Sharon M. Weinstein, Dorothy Romanus, Eva M. Lepisto, Cielito Reyes-Gibby, Charles Cleeland, Rex Greene, Cameron Muir, and Joyce Niland
The National Comprehensive Cancer Network (NCCN), an organization of 19 of the world's leading cancer centers, developed and communicated a cancer pain treatment guideline. NCCN seeks to implement guidelines through performance measurement using a NCCN Oncology Outcomes Database. This is a preliminary report from the NCCN Cancer Pain Management Database Project.

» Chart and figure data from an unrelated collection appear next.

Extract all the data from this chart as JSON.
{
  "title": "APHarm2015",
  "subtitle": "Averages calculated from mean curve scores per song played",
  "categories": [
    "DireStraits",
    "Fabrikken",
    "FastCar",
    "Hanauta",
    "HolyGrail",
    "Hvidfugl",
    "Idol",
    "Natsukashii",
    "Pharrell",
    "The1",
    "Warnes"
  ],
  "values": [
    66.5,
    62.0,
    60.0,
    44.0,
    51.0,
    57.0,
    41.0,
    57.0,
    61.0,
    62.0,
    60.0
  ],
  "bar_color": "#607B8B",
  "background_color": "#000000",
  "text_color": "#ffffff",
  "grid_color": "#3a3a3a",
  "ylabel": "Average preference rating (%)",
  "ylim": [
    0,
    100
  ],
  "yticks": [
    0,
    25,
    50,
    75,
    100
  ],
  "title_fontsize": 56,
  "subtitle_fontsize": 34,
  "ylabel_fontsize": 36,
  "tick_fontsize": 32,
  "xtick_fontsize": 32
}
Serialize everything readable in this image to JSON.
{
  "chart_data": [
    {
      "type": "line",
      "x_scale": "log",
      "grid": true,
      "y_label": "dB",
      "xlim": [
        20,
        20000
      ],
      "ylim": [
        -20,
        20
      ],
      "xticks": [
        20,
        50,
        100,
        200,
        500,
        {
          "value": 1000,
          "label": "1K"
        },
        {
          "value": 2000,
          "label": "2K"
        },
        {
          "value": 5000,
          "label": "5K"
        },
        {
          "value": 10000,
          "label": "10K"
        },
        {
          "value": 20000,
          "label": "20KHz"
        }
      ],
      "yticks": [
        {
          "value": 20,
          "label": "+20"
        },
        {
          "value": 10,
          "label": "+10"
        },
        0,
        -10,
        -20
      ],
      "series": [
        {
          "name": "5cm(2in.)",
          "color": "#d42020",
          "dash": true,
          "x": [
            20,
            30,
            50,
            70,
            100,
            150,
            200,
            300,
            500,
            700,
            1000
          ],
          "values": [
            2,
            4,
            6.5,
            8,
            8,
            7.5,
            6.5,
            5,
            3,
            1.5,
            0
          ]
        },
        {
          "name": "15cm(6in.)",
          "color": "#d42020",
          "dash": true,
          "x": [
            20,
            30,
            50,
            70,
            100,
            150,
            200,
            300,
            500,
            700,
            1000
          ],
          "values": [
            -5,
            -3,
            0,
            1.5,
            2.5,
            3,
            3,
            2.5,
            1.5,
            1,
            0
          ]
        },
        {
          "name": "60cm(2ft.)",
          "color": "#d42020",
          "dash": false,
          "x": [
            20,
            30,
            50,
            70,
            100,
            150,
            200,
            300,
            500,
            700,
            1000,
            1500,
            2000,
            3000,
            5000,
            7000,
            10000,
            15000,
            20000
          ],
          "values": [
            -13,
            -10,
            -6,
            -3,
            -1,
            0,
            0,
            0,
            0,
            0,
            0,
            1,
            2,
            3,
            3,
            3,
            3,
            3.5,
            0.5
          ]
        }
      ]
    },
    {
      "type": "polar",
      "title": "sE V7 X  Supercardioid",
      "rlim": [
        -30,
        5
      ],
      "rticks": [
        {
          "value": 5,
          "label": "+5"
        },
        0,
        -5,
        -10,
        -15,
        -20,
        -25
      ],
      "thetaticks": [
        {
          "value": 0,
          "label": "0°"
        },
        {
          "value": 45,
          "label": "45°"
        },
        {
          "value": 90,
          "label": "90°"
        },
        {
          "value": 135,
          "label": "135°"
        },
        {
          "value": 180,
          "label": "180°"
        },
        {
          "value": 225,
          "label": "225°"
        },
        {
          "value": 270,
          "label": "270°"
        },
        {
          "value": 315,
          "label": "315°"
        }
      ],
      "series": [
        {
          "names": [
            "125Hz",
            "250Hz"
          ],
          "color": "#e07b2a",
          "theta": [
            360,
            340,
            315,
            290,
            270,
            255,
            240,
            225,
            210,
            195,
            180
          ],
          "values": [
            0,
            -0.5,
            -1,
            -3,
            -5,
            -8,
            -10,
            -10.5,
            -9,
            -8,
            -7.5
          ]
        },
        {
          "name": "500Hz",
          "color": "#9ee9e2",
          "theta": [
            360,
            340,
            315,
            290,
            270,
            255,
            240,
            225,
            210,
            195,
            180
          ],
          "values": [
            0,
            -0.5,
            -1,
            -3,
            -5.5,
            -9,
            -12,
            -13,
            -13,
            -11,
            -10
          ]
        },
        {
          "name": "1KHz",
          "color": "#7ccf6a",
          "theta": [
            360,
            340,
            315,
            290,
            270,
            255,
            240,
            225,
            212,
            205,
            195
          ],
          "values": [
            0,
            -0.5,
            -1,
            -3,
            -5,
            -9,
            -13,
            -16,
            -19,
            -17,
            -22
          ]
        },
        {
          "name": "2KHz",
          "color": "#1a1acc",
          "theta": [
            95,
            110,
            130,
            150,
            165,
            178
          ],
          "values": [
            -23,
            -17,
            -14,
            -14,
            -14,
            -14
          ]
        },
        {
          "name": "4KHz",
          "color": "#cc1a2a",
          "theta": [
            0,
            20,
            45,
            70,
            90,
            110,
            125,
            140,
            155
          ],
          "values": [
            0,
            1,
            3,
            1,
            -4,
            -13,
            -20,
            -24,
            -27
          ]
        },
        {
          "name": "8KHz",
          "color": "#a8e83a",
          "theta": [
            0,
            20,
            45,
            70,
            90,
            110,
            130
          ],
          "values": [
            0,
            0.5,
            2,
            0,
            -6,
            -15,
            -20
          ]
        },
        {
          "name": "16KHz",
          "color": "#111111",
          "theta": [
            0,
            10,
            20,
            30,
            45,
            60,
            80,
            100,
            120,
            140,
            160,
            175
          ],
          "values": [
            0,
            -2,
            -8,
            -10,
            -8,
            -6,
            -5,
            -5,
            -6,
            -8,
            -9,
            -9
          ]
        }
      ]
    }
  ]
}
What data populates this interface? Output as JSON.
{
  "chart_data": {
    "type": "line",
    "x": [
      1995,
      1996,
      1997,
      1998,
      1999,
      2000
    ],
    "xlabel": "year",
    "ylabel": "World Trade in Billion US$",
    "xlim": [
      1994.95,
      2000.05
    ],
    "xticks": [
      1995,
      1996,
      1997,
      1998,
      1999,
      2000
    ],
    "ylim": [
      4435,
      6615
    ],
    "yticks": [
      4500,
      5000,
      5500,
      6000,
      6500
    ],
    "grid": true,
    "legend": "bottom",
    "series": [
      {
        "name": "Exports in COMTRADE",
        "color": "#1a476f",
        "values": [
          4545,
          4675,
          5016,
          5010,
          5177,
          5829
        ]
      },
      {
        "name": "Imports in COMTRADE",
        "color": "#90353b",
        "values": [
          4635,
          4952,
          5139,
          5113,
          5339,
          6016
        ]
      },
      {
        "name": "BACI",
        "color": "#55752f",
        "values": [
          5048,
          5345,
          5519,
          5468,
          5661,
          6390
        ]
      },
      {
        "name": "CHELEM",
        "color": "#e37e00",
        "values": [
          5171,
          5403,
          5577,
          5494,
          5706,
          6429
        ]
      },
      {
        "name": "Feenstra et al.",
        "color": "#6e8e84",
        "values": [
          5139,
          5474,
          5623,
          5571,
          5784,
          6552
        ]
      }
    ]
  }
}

The primary objective of this NCCN Cancer Pain Management Database Project study is to evaluate the frequency, methods, and extent of documentation of cancer pain assessment and managementat NCCN institutions. A pain data dictionary and related data collection forms were first developed. The records of 209 breast cancer patients with bone metastases were then studied. The frequency of pain mentions, type of pain assessment tool used, pain characteristics, type of clinician documenting pain, location in the medical record, and pain treatment characteristics were noted. The majority of clinical encounters included pain mentions, although considerable variability was found in pain documentation between providers and between inpatient and outpatient settings. Nurses more frequently recorded pain, usually as a numeric pain intensity score. Pain specialists were more likely to record a complete description of pain. A significant minority of patients experienced moderate to severe pain. In a small subgroup of patients with moderate to severe pain, pain treatment was not recorded. The undertreatment of cancer pain has been a focus of investigation and review for the past two decades. Quality improvement efforts to raise the standard of pain management have been underway. The results of this study highlight the need for standardization of pain documentation in comprehensive cancer centers as a prerequisite for the proper assessment of cancer pain and the improvement of clinical outcomes of pain management.